ABSTRACT

Nuwasyir and colleagues (1) in 1999 defined ‘toxicogenomics’ as the intersection of toxicology and genomics. They proposed that the goal of this new discipline is to identify potential toxicants and to clarify their mechanism of action with the help of genomics resources. Since then, major efforts have been undertaken to establish data sets that include a diversity of compounds and environmental stressors. This will eventually allow classification of unknown or novel compounds into mechanistic groups. By doing so, researchers hope to achieve toxicant or toxicant-group-specific genomic signatures which indicate exposure and initiation of toxic events. This might not only be valid for known and already well-defined toxicants, but perhaps more importantly, for unknown toxicants or compounds under development. Achieving this goal would allow identification of potential toxicity prior to indications of overt toxicity for novel compounds and could allow for very sensitive exposure monitoring. Several groups have undertaken efforts to classify compounds based on gene expression data. One of the first classification studies in toxicogenomics was published by Waring et al. in 2001 (2). Here the authors retrieved gene expression data from livers of rats exposed to 15 different hepatotoxicants and showed correlations between differentially expressed genes, histopathological and clinical chemistry changes. They also demonstrated that gene expression analysis allows for the identification of mechanistically related compounds and reveals a higher degree of similarity between RNA derived from animals treated with the same compound than to those exposed to other hepatotoxicants.
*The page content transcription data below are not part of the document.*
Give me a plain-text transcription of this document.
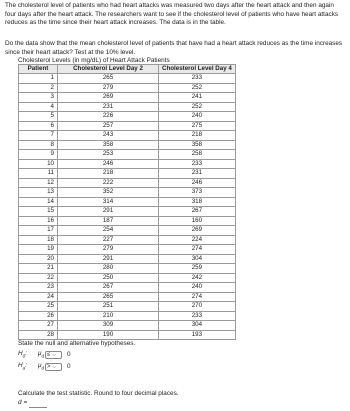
The cholesterol level of patients who had heart attacks was measured two days after the heart attack and then again four days after the heart attack. The researchers want to see if the cholesterol level of patients who have heart attacks reduces as the time since their heart attack increases. The data is in the table.
Do the data show that the mean cholesterol level of patients that have had a heart attack reduces as the time increases since their heart attack? Test at the 10% level.
Cholesterol Levels (in mg/dL) of Heart Attack Patients
Patient	Cholesterol Level Day 2	Cholesterol Level Day 4
1	265	233
2	279	252
3	269	241
4	231	252
5	226	240
6	257	275
7	243	218
8	358	358
9	253	258
10	246	233
11	218	231
12	222	246
13	352	373
14	314	318
15	291	267
16	187	160
17	254	269
18	227	224
19	279	274
20	291	304
21	280	259
22	250	242
23	267	240
24	265	274
25	251	270
26	210	233
27	309	304
28	190	193
State the null and alternative hypotheses.
$H_0$:	$\mu_d$ ≤ ⌵ 0
$H_a$:	$\mu_d$ > ⌵ 0
Calculate the test statistic. Round to four decimal places.
d =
Hamadeh and colleagues in 2002 performed the first toxicological classification study that included blinded samples. In this study, the authors first determined gene expression patterns for three different peroxisome proliferators and one barbiturate (3). This data was utilized as a training set and identified discriminating signatures between compounds. Coded RNA samples from animals exposed to either a barbiturate or peroxisome proliferators were subjected to gene expression

analysis. This study demonstrated that it was possible to predict the class of compound to which the rats were exposed based on gene expression profiles for those blinded liver RNA samples (4).